Thursday, July 31, 2025

Wildlife Check

A few days of steaming hot weather have passed. Chance of rain and thunderstorms is today's prediction, so I set out for someplace with a bit of protection, just in case.

I put in on the Mattebasset, in the usual spot.  Besides having some protection from weather, it seemed to me to be time to check on the beaver population.  It is overcast and in the 70's, but the air is quite humid although it does not look at all like it will rain much.

This river looks like perfect beaver habitat, and not only to humans, but to beaver as well.  There is plenty of food and building materials with miles of riverbank that is ideal for lodges or bank burrows, and there is a significant buffer from built up areas.  There is, however, a problem - the area floods, and it floods big.  As I paddle downriver, I think about the numerous beaver lodges that I've seen come and go.  I'm pretty sure that it is a rare lodge that has lasted three years, and something like one to two years is more common. When it floods here, the water usually stays up for ten days to two weeks.

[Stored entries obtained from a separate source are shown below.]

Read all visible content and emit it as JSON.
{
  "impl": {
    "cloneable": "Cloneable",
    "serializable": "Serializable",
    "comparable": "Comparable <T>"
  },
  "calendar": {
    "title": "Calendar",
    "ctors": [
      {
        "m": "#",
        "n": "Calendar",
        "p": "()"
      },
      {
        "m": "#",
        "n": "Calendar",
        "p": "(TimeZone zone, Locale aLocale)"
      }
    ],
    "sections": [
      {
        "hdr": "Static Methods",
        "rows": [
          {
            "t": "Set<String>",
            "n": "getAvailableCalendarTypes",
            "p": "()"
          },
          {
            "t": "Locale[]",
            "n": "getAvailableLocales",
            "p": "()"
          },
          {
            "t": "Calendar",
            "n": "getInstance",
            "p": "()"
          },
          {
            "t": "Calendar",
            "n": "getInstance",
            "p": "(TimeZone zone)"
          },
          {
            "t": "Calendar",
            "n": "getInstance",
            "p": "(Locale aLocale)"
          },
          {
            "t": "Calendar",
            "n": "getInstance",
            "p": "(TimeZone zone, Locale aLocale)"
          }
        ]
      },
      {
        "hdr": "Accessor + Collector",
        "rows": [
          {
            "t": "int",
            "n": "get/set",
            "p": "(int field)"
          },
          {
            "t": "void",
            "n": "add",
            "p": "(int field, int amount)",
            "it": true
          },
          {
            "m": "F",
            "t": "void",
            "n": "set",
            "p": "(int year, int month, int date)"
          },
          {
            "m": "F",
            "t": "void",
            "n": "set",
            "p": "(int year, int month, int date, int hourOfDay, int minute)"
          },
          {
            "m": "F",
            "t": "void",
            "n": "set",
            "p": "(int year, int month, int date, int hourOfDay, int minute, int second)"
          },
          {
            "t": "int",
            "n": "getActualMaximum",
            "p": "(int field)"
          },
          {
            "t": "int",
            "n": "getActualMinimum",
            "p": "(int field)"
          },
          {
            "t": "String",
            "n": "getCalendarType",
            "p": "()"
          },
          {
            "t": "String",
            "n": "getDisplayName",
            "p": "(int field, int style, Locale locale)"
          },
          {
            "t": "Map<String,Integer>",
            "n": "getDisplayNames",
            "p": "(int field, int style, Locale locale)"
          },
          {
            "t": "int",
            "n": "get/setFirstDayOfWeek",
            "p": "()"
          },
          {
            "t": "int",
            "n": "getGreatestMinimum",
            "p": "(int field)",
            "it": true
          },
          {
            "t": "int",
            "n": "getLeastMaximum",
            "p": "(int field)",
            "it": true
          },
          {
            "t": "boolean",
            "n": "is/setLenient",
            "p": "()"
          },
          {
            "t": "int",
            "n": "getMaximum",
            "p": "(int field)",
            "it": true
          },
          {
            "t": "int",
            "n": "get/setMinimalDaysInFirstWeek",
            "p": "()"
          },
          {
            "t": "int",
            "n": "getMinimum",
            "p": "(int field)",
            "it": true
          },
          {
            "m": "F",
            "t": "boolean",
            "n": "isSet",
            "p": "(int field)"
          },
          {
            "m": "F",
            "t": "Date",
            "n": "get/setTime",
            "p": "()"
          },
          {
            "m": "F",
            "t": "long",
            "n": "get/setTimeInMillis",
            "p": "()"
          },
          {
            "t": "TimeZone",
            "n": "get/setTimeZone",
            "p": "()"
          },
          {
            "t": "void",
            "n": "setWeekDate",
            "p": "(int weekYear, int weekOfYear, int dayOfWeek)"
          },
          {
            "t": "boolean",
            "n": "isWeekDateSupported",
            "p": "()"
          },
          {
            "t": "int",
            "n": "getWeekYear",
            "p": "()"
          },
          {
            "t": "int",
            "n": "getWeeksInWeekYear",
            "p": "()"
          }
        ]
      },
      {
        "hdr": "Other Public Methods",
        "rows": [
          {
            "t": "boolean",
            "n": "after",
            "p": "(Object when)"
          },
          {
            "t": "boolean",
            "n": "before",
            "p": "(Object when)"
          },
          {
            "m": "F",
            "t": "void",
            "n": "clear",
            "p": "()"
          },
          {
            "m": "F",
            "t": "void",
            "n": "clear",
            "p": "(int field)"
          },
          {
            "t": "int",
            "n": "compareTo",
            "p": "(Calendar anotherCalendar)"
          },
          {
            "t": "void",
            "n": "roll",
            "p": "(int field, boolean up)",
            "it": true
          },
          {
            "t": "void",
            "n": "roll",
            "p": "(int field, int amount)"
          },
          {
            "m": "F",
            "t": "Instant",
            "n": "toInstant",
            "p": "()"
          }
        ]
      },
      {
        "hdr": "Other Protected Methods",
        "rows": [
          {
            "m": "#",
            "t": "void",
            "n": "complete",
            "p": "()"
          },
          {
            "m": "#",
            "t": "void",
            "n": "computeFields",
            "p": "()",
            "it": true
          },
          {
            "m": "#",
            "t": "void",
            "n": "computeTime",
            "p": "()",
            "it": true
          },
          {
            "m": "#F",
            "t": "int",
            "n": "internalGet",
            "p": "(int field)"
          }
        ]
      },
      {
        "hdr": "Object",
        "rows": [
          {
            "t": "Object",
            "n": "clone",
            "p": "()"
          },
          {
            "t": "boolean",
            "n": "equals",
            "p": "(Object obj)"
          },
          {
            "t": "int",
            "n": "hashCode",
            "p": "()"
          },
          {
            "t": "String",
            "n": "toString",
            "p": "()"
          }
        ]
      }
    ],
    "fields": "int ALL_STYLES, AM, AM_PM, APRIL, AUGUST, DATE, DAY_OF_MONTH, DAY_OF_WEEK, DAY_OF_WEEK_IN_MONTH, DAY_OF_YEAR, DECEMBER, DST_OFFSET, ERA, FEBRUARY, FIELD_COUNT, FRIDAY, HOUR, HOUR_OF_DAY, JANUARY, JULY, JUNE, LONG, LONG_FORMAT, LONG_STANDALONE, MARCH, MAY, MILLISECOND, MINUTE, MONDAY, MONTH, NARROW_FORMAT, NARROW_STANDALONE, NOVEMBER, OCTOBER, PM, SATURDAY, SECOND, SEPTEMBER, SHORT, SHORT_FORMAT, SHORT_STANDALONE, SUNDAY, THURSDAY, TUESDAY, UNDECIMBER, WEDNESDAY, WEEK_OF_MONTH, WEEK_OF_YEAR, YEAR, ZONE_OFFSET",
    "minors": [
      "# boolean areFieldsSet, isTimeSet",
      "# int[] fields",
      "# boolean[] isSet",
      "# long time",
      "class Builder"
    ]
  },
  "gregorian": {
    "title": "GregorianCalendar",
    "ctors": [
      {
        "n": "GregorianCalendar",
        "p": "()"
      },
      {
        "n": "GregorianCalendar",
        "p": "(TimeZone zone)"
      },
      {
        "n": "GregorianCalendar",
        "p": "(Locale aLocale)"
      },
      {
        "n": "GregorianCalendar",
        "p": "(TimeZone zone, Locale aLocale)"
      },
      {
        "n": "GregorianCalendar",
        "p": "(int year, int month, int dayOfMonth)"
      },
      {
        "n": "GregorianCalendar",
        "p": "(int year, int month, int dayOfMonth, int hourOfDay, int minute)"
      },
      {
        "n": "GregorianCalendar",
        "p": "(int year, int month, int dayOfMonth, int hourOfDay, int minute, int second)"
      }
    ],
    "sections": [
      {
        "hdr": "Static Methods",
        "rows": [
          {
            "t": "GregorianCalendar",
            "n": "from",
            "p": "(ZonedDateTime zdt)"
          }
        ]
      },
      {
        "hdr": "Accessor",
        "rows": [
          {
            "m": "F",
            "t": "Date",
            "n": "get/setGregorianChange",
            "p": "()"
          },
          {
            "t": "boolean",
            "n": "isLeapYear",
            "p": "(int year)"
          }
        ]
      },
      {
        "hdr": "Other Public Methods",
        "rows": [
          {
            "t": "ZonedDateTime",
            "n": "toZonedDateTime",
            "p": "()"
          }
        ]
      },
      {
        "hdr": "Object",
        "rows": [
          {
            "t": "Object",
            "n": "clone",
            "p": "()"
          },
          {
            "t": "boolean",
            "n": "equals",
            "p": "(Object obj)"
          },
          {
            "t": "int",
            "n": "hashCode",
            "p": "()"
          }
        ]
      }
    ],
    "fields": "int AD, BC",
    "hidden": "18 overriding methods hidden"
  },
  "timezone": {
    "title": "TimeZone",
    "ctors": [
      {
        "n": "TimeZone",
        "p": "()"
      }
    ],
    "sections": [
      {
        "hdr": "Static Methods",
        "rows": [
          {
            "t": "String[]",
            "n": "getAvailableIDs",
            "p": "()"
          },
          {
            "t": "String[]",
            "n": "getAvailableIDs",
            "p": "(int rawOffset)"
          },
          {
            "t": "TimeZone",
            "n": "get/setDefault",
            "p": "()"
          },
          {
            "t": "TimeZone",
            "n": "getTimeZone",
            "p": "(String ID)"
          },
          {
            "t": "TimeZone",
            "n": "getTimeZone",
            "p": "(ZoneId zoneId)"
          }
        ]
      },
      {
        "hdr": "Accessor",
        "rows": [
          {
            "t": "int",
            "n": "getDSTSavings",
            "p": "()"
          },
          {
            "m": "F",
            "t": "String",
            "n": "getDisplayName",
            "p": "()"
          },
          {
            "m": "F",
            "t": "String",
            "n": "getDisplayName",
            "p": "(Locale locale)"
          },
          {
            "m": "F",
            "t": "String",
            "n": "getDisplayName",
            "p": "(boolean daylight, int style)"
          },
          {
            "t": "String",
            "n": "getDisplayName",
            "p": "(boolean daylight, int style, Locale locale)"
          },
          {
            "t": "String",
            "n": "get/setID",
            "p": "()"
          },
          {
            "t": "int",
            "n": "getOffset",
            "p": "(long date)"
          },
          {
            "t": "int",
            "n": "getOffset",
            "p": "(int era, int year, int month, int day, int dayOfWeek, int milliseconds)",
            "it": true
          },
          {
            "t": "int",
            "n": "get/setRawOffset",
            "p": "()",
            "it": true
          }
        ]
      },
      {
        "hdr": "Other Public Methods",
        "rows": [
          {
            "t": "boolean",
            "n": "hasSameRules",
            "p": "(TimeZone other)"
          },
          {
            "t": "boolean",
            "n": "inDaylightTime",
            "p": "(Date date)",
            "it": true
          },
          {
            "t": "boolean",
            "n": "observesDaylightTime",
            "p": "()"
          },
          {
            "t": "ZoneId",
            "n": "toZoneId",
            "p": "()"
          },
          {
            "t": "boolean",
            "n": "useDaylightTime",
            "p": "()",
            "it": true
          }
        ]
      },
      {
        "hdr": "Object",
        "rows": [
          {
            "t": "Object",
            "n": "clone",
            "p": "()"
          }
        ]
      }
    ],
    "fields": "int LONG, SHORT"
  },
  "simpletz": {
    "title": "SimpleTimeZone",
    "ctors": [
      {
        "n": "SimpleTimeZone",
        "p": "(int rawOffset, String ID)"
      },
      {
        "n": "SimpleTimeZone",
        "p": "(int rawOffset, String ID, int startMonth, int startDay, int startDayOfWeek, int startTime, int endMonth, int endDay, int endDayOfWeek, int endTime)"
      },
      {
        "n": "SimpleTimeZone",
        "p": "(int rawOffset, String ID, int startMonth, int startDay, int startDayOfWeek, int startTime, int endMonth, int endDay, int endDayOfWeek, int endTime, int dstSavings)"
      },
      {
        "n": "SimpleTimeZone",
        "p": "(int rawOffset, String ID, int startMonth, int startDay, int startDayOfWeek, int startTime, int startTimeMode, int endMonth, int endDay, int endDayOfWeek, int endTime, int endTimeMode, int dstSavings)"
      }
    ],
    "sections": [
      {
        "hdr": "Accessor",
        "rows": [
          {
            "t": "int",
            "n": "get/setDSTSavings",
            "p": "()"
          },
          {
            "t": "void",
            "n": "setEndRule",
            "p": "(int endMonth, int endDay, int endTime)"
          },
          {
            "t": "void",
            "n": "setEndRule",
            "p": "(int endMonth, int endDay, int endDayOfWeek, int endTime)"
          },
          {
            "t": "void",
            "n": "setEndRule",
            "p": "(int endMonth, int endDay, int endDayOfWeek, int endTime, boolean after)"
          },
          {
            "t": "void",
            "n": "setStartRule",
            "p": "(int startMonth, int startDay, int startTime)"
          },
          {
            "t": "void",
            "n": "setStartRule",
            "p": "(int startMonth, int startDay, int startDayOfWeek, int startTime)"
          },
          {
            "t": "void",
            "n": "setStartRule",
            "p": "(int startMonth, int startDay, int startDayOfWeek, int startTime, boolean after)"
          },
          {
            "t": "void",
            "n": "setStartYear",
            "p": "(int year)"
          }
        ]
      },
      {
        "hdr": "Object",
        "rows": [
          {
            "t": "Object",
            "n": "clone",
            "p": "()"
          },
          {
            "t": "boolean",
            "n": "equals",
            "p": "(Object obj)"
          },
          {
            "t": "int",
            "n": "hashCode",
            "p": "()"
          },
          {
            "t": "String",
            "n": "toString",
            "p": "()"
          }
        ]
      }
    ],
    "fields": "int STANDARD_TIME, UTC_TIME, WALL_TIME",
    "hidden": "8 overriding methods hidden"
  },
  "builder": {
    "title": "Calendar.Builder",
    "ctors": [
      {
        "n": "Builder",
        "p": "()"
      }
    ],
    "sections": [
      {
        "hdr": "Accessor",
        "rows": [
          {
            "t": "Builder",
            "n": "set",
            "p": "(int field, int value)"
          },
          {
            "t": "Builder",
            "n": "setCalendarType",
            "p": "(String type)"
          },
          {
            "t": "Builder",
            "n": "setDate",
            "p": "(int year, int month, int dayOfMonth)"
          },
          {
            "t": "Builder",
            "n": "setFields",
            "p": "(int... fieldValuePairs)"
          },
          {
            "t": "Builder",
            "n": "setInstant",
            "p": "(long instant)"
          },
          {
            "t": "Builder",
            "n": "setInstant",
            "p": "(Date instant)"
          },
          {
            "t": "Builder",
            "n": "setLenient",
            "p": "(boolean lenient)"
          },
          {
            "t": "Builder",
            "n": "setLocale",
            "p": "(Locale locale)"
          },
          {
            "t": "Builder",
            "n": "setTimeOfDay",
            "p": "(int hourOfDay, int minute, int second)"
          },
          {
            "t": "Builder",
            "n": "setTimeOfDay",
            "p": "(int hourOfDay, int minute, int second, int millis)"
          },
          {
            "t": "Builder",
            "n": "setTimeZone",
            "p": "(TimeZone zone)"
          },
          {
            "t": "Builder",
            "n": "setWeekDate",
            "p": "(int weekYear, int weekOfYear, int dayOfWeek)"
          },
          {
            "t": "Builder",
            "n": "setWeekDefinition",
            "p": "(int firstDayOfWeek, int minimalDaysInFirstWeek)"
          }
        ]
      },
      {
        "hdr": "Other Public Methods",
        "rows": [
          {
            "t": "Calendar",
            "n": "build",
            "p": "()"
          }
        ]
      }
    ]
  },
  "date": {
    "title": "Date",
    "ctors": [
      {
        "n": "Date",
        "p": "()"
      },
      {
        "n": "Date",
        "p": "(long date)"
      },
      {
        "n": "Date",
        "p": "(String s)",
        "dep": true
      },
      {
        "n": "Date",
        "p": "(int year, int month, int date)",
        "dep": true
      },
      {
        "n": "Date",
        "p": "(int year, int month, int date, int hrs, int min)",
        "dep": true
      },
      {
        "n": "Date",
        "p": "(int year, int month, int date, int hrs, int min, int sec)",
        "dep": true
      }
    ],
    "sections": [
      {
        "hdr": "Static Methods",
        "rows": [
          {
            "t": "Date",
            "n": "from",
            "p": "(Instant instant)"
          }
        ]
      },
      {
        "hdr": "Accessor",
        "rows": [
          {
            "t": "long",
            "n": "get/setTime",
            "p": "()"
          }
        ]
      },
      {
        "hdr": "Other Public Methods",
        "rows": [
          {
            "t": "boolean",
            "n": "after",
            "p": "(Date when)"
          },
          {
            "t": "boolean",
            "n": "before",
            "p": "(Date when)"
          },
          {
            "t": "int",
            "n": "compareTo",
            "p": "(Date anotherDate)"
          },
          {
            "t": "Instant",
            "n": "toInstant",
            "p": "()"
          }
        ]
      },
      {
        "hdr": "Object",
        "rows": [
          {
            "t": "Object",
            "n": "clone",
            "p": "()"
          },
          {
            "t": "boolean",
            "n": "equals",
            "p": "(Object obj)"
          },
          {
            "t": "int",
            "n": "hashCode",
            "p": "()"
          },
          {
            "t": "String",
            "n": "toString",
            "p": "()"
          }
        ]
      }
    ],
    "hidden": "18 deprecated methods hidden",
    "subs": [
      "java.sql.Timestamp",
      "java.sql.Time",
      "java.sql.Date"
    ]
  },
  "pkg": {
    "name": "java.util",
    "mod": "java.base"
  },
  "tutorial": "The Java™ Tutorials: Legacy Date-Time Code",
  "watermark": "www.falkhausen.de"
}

In one instance, I saw beaver flooded out of their lodge dig new bank burrows on the far side of the river.  Of course, when the water level dropped, the bank burrow entrance tunnels were no longer submerged and the burrow was at risk from predators, so the bank burrows were abandoned, and the original lodge was caving in due to the flood.

I keep my eyes pealed looking for beaver sign.  Before the most recent flood at the end of March, there was a nonstop series of scent mounds for a quarter mile above the Point Lodge. Closer to the lodge were numerous fresh cuts and peals.  Today, there is not a single scent mound.  There are no fresh peels or cuts, no beaver sticks (branches with the bark peeled off), no sign of any beaver activity.  The lodge is still standing and obvious, but it is just a pile of wood without the mud that works as mortar and weather sealing.  This lodge was fully submerged in the March flood.  Similarly, the bank burrow at the top of Boggy Meadow (the official name of the largest open marsh area) looks abandoned, mainly due to the lack of any active sign in the surroundings. 

I wonder how long it will be until new beaver start colonizing this part of the river.  Beaver are territorial and two year-old adolescents are kicked out of the parental colony to go find there own place.  Eventually, their going to get in here and build a lodge.

I come across a Great Blue Heron about every quarter mile as I head down.  I find 4 Great Egrets in Boggy Meadow, noting that the Egrets are not nearly so territorial as the Herons.  Kingfishers are also common today.  I head down to the Connecticut River and circle Wilcox Island, which lies right off the mouth of the Mattebasset.  I flush an immature Bald Eagle from the upper part of the island. Then I head back upriver.  


 At the top of Boggy Meadow I find a mature Bald Eagle perched over the Tepee Lodge ruins.  I get a few photos, and when looking at them later, notice that the Eagle has tags on both legs.   

There has been no thunder, no rain, just some fairly pleasant wind to move the humidity about.